Parigi - La Francia ha deciso: sì ai sistemi DRM, ma solo se interoperabili. Questa mossa potrebbe costringere iTunes, il celebre negozio online di Apple, a rendere compatibile la propria offerta di brani musicali con qualsiasi lettore multimediale. Le canzoni di iTunes sono protette con un sistema DRM proprietario, pensato per essere compatibile soltanto con i prodotti della linea iPod. La legge entrerà in vigore entro l'estate.

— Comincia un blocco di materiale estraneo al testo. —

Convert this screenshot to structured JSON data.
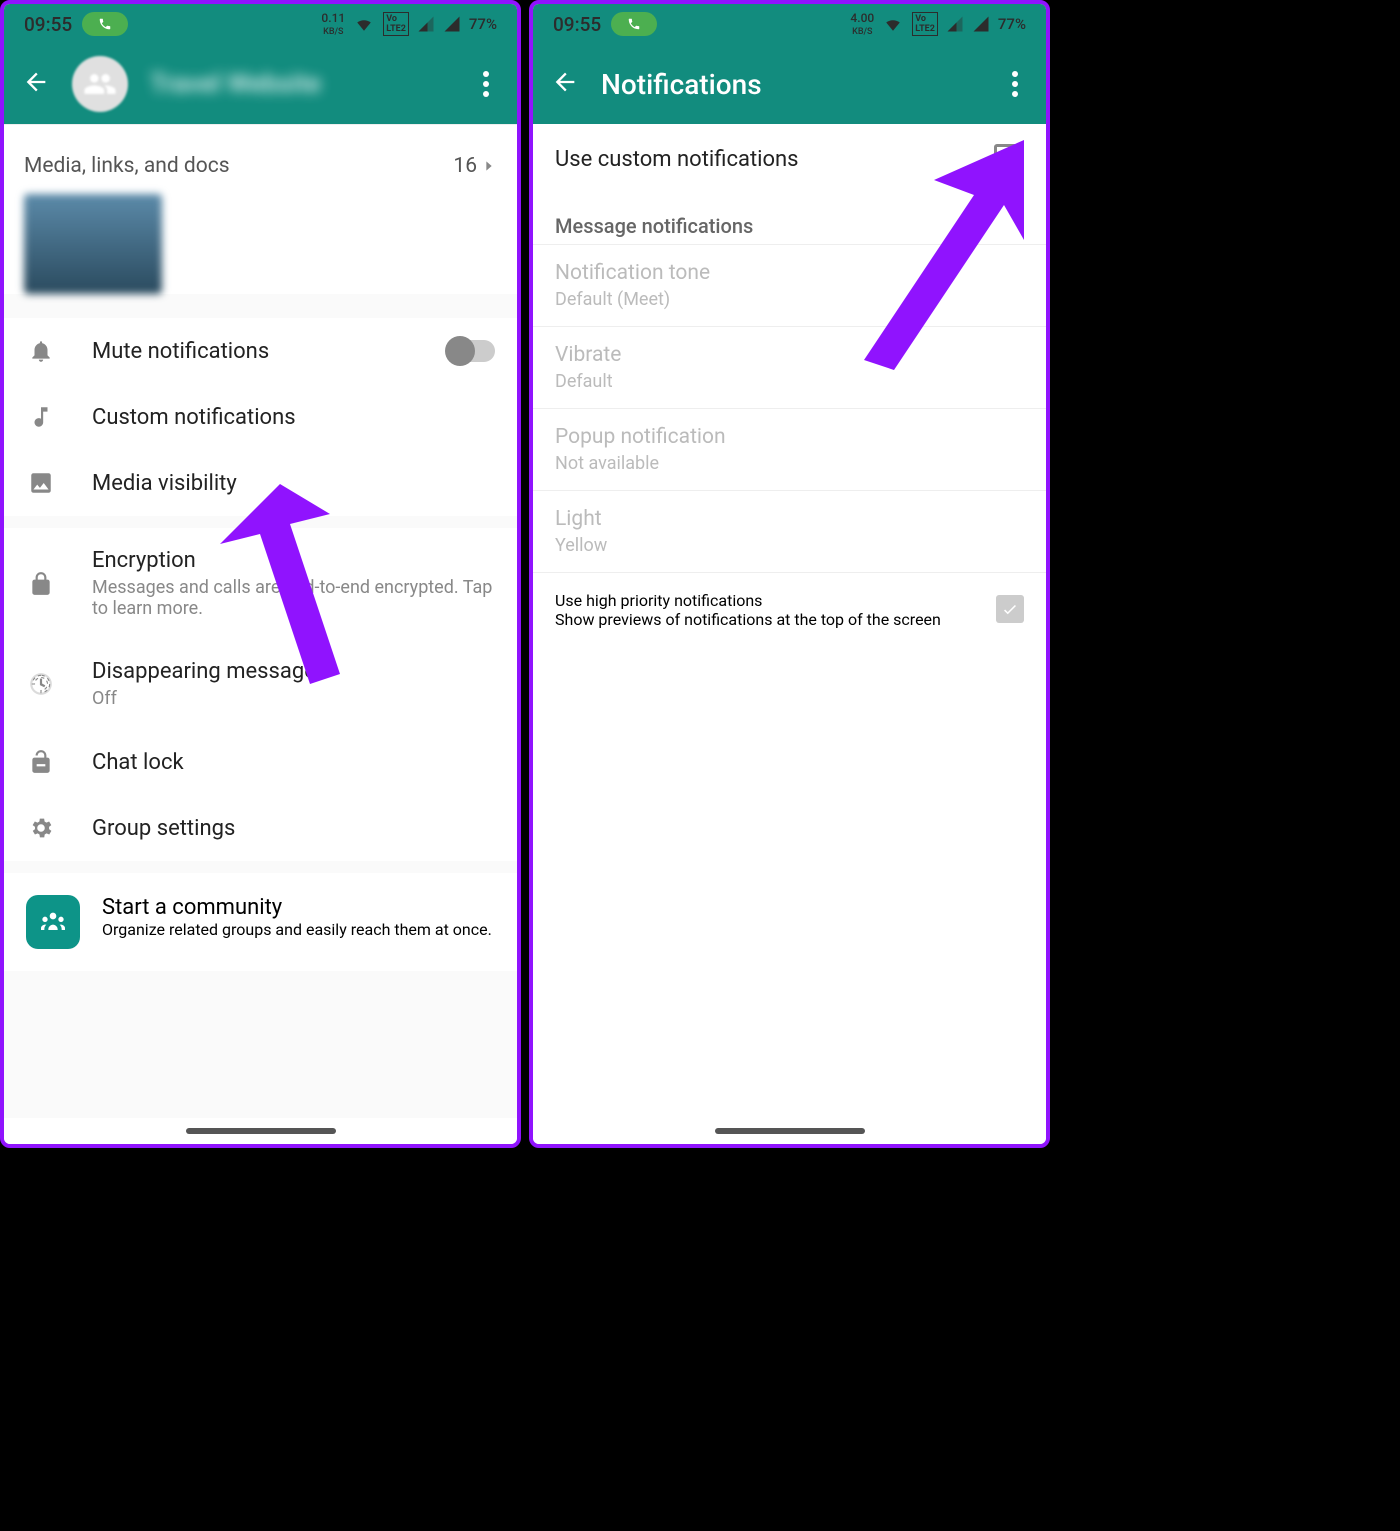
{
  "status": {
    "time": "09:55",
    "kbs1": "0.11",
    "kbs2": "4.00",
    "kbs_unit": "KB/S",
    "battery": "77%"
  },
  "left": {
    "ghost_title": "Travel Website",
    "media_label": "Media, links, and docs",
    "media_count": "16",
    "rows": {
      "mute": "Mute notifications",
      "custom": "Custom notifications",
      "media_vis": "Media visibility",
      "encryption_t": "Encryption",
      "encryption_s": "Messages and calls are end-to-end encrypted. Tap to learn more.",
      "disappear_t": "Disappearing messages",
      "disappear_s": "Off",
      "chatlock": "Chat lock",
      "group": "Group settings",
      "comm_t": "Start a community",
      "comm_s": "Organize related groups and easily reach them at once."
    }
  },
  "right": {
    "title": "Notifications",
    "use_custom": "Use custom notifications",
    "section": "Message notifications",
    "tone_t": "Notification tone",
    "tone_s": "Default (Meet)",
    "vib_t": "Vibrate",
    "vib_s": "Default",
    "popup_t": "Popup notification",
    "popup_s": "Not available",
    "light_t": "Light",
    "light_s": "Yellow",
    "hp_t": "Use high priority notifications",
    "hp_s": "Show previews of notifications at the top of the screen"
  }
}
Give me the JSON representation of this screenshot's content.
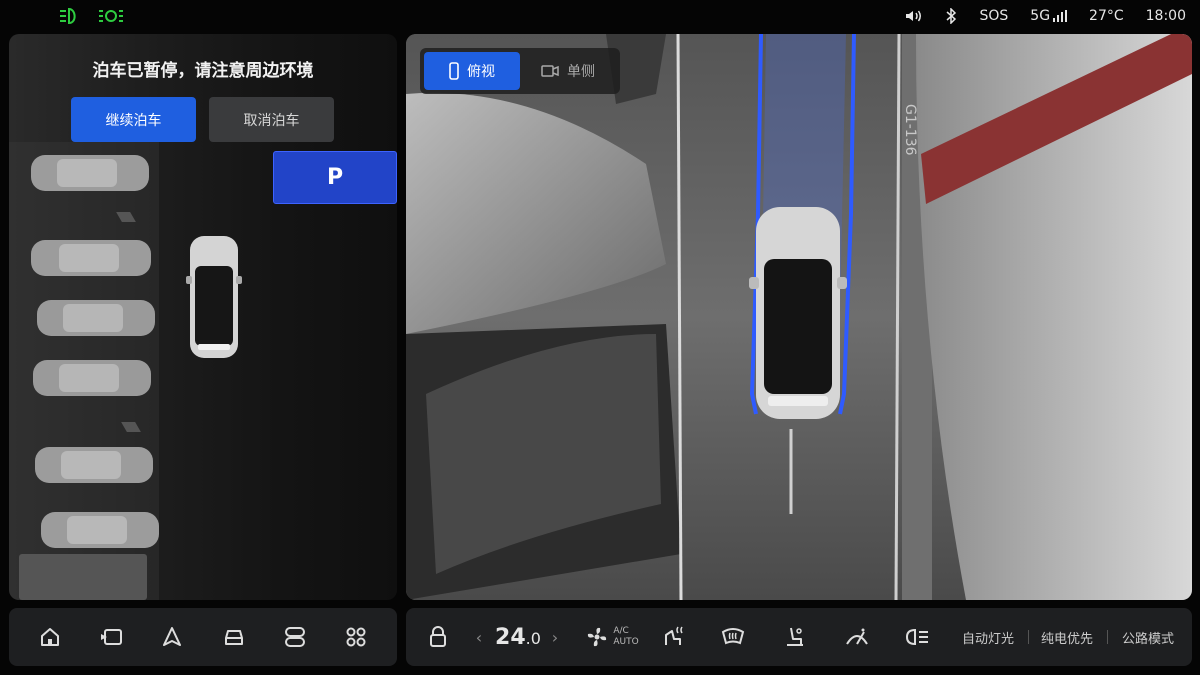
{
  "status_bar": {
    "left_icons": [
      "low-beam-icon",
      "parking-light-icon"
    ],
    "right": {
      "volume_icon": "volume-icon",
      "bluetooth_icon": "bluetooth-icon",
      "sos": "SOS",
      "network": "5G",
      "temperature": "27°C",
      "time": "18:00"
    },
    "indicator_color": "#2ecc40"
  },
  "left_panel": {
    "title": "泊车已暂停，请注意周边环境",
    "continue_button": "继续泊车",
    "cancel_button": "取消泊车",
    "parking_slot_label": "P",
    "accent_color": "#1f5fe0"
  },
  "camera_view": {
    "tabs": [
      {
        "label": "俯视",
        "icon": "phone-icon",
        "active": true
      },
      {
        "label": "单侧",
        "icon": "camera-icon",
        "active": false
      }
    ],
    "pillar_label": "G1-136",
    "trajectory_color": "#2f5bff"
  },
  "bottom_left_nav": [
    {
      "name": "home-icon"
    },
    {
      "name": "media-icon"
    },
    {
      "name": "navigation-icon"
    },
    {
      "name": "car-icon"
    },
    {
      "name": "toggle-icon"
    },
    {
      "name": "apps-grid-icon"
    }
  ],
  "bottom_right": {
    "lock_icon": "lock-icon",
    "temperature_main": "24",
    "temperature_decimal": ".0",
    "fan_icon": "fan-icon",
    "ac_label_top": "A/C",
    "ac_label_bottom": "AUTO",
    "seat_heat_icon": "seat-heat-icon",
    "defrost_icon": "front-defrost-icon",
    "seat_icon": "seat-icon",
    "wiper_icon": "wiper-icon",
    "headlight_icon": "headlight-icon",
    "auto_lights": "自动灯光",
    "ev_priority": "纯电优先",
    "road_mode": "公路模式"
  }
}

La notizia ha provocato reazioni incandescenti, visto che i legislatori francesi hanno letteralmente "voltato bandiera" rispetto a quanto promesso nell'ultima bozza di legge: la riforma è passata dall'obbligo di DRM blindati a quello di DRM interoperabili. Numerose associazioni di categoria statunitensi parlano già di una legge che "offre la pirateria su un piatto d'argento" e "dà l'incentivo statale alla violazione del copyright". L'obbligo di compatibilità rende infatti ipotizzabile la copia di file protetti da un dispositivo all'altro, una possibilità che di certo non affascina Apple.

Ma la Mela, come tutti i suoi "colleghi", avrà una via di scampo: se chi gestisce i diritti della musica che distribuisce tramite iTunes sarà d'accordo, allora il negozione web potrà continuare a mantenere un DRM non interoperabile. La decisione, dunque, passa dai jukebox ai detentori dei diritti.
Secondo l'agenzia AFP, le aziende riunite nel gruppo Americans for Technology Leadership hanno detto fermamente "no" all'iniziativa francese: "La versione finale della legge", ha detto il direttore dell'organizzazione Jim Prendergast, "dimostra pienamente che la Francia non ha il minimo rispetto della proprietà intellettuale". Anche Microsoft appartiene all'associazione diretta da Prendergast. La OECD, invece, è dell'avviso che "la mancanza di interoperabilità è un rischio per l'industria dei contenuti".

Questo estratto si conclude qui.